RE: Given this, I don’t really understand how any of these papers improve over the solution of “just encrypt the weights when not in use”? I feel like there must be something I’m missing here.
You can think of the DeepLock paper as “just encrypt the weights when not in use.” Then, the AdvParams paper becomes: “be intelligent about which parameters you encrypt so that you don’t have to encrypt/decrypt every single parameter out of millions-billions”
In contrast, the preprocessed input paper has nothing to do with encrypting weights. Its aim is to make the possession of the parameters useless (whether encrypted or not), unless you can preprocess your input in the right way with the secret key.
The hardware accelerated retraining paper is similar in that the model’s parameters are intended to be useless (encrypted or not) without the secret key and the hardware scheduling algorithm that determines which neurons get associated with which key. Here, the key is needed to flip the signs of the right weighted inputs at inference time.
RE: Trusted Multiparty Computing
Yes, your analogy is insightful about thinking of the model weights as data contributed by the developer and the in prince data as being contributed by the and user. I certainly agree with (Shevlane, 2022) that we should aim for these kinds of trusted execution environments whenever possible.
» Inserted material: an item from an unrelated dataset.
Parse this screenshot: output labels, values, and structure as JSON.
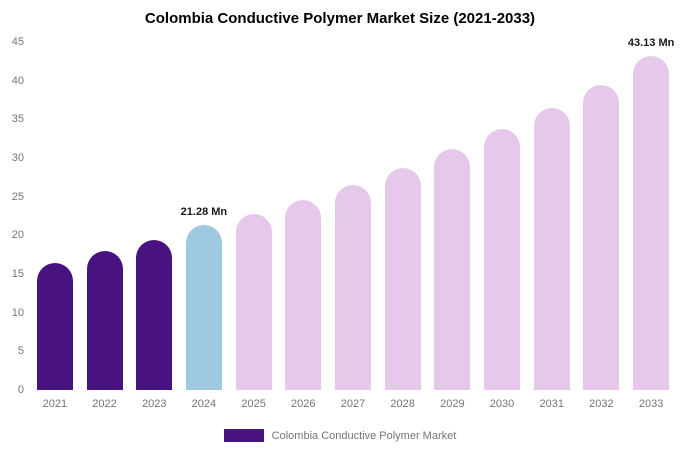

However, this may not be possible for all use cases. (I’ve just been listing the one example with a self-driving car that doesn’t have local trusted computing hardware for cost-efficiency purposes, but cannot use servers with these devices for latency reasons. There are lots of other examples in the real world, however.) The other thing to note is that different solutions can be used in combination as “layers of defence.” (Ex: encrypt parameter snapshots from training that aren’t actively being used, while deploying the most updated parameter snapshot with trusted hardware—assuming this is possible for the use case being considered.)
RE: Model Stealing and Side-Channel Attacks
Yes, the current techniques have important limitations that still need to be fixed (including these attacks and just basic fine-tuning as I showed with some of the techniques above). There’s a long way to go in deploying AI algorithms securely :-) In some ways, we’re solving this problem at an unprecedented scale after generalised models like ChatGPT became useful to many actors, without the need for any fine tuning. Though an argument is made about how the Google Cloud Computer Vision platform also faced a similar problem previously (Shevlane, 2022).